E é opcional: com o escopo somente-corpus (corpusOnly) as ferramentas externas (web_search, fetch_url, perplexity_search) são removidas por completo, e o modelo responde unicamente a partir do corpus verificado — ou declina.

Handoffs

O assistente não é um beco sem saída. Ele pode passar o controle para superfícies analíticas: para /explorar, para consultar os dados com SQL no navegador (DuckDB-WASM), e para um quadro de embed (/embed/board), para fixar e compartilhar um conjunto de achados com a sua proveniência intacta.

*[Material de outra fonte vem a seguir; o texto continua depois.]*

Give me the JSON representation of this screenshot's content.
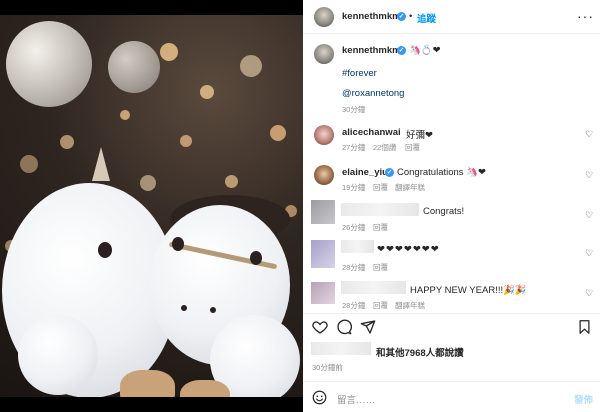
{
  "header": {
    "username": "kennethmkm",
    "follow_label": "追蹤",
    "more_label": "···"
  },
  "caption": {
    "username": "kennethmkm",
    "emoji": "🦄💍❤",
    "hashtag": "#forever",
    "mention": "@roxannetong",
    "time": "30分鐘"
  },
  "comments": [
    {
      "username": "alicechanwai",
      "text": "好彌❤",
      "time": "27分鐘",
      "likes": "22個讚",
      "reply": "回覆"
    },
    {
      "username": "elaine_yiu",
      "text": "Congratulations 🦄❤",
      "time": "19分鐘",
      "reply": "回覆",
      "translate": "翻譯年糕"
    },
    {
      "username": "",
      "text": "Congrats!",
      "time": "26分鐘",
      "reply": "回覆"
    },
    {
      "username": "",
      "text": "❤❤❤❤❤❤❤",
      "time": "28分鐘",
      "reply": "回覆"
    },
    {
      "username": "",
      "text": "HAPPY NEW YEAR!!!🎉🎉",
      "time": "28分鐘",
      "reply": "回覆",
      "translate": "翻譯年糕"
    }
  ],
  "actions": {
    "likes_text": "和其他7968人都說讚",
    "time": "30分鐘前"
  },
  "composer": {
    "placeholder": "留言……",
    "post_label": "發佈"
  },
  "colors": {
    "accent": "#0095f6",
    "verified": "#3897f0",
    "link": "#00376b",
    "muted": "#8e8e8e"
  }
}
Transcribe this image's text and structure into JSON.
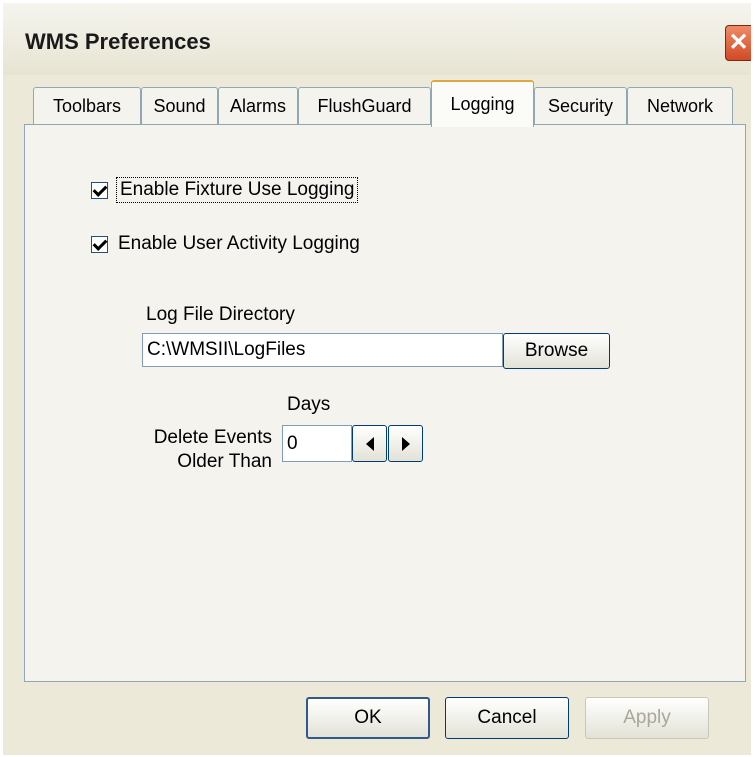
{
  "window": {
    "title": "WMS Preferences",
    "close_symbol": "✕"
  },
  "tabs": [
    {
      "label": "Toolbars",
      "active": false
    },
    {
      "label": "Sound",
      "active": false
    },
    {
      "label": "Alarms",
      "active": false
    },
    {
      "label": "FlushGuard",
      "active": false
    },
    {
      "label": "Logging",
      "active": true
    },
    {
      "label": "Security",
      "active": false
    },
    {
      "label": "Network",
      "active": false
    }
  ],
  "logging": {
    "fixture_use": {
      "label": "Enable Fixture Use Logging",
      "checked": true
    },
    "user_activity": {
      "label": "Enable User Activity Logging",
      "checked": true
    },
    "log_dir_label": "Log File Directory",
    "log_dir_value": "C:\\WMSII\\LogFiles",
    "browse_label": "Browse",
    "days_label": "Days",
    "delete_label_1": "Delete Events",
    "delete_label_2": "Older Than",
    "days_value": "0"
  },
  "buttons": {
    "ok": "OK",
    "cancel": "Cancel",
    "apply": "Apply"
  }
}
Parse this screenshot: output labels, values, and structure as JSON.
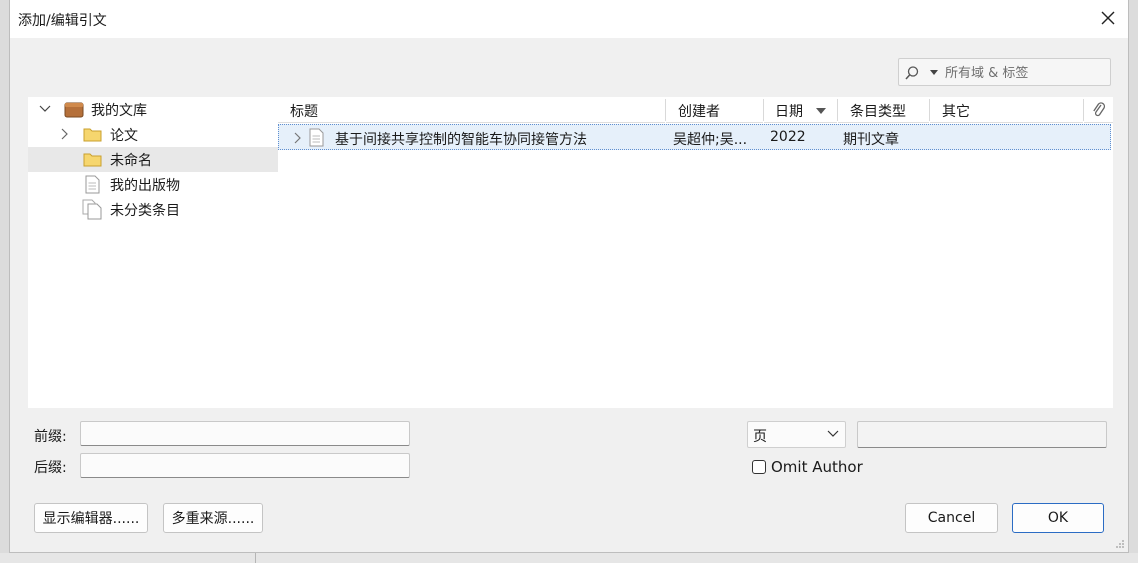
{
  "window": {
    "title": "添加/编辑引文"
  },
  "search": {
    "placeholder": "所有域 & 标签",
    "value": ""
  },
  "library_tree": {
    "root": "我的文库",
    "items": [
      {
        "label": "论文",
        "icon": "folder-icon",
        "expandable": true
      },
      {
        "label": "未命名",
        "icon": "folder-icon",
        "selected": true
      },
      {
        "label": "我的出版物",
        "icon": "document-icon"
      },
      {
        "label": "未分类条目",
        "icon": "documents-icon"
      }
    ]
  },
  "items_table": {
    "columns": [
      "标题",
      "创建者",
      "日期",
      "条目类型",
      "其它"
    ],
    "rows": [
      {
        "title": "基于间接共享控制的智能车协同接管方法",
        "creator": "吴超仲;吴...",
        "date": "2022",
        "type": "期刊文章",
        "extra": ""
      }
    ]
  },
  "citation": {
    "prefix_label": "前缀:",
    "suffix_label": "后缀:",
    "prefix_value": "",
    "suffix_value": "",
    "locator_type": "页",
    "locator_value": "",
    "omit_author_label": "Omit Author",
    "omit_author_checked": false
  },
  "buttons": {
    "show_editor": "显示编辑器......",
    "multiple_sources": "多重来源......",
    "cancel": "Cancel",
    "ok": "OK"
  },
  "colors": {
    "selection": "#e6f0fa",
    "ok_border": "#2b6cc4",
    "folder": "#f3c74c",
    "library": "#b5703a"
  }
}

O mesmo corpus é exposto a agentes externos via o servidor MCP — as ferramentas de corpus do chat mais duas exclusivas do MCP (get_series, resolve_citations).

O fechamento também é ação, não só dado: toda resposta substantiva termina com uma alavanca de "como melhorar" e um bloco futuros:pilots de 1–3 cartões de pilotos validados — com regras explícitas para omiti-lo (esclarecimentos, negativas, sem dados, perguntas que já são sobre pilotos). E depois de cada resposta chegam 3–4 perguntas de acompanhamento sugeridas, geradas best-effort pelo modelo barato (Haiku) — mesmo quando a resposta ficou truncada. O envelope completo de uma resposta: prosa citada (com a sua tabela, se compara) → visualização → link para o workbench/quadro → pilotos → acompanhamentos.


Em uma frase: o assistente converte um corpus com proveniência em respostas que declaram a própria confiança, corrigem o que não sustentam e dizem onde a sua inferência roda. A disciplina de honestidade que o rege é detalhada em Metodologia e honestidade.

Cada número com sua fonte — a rastreabilidade é o contrato.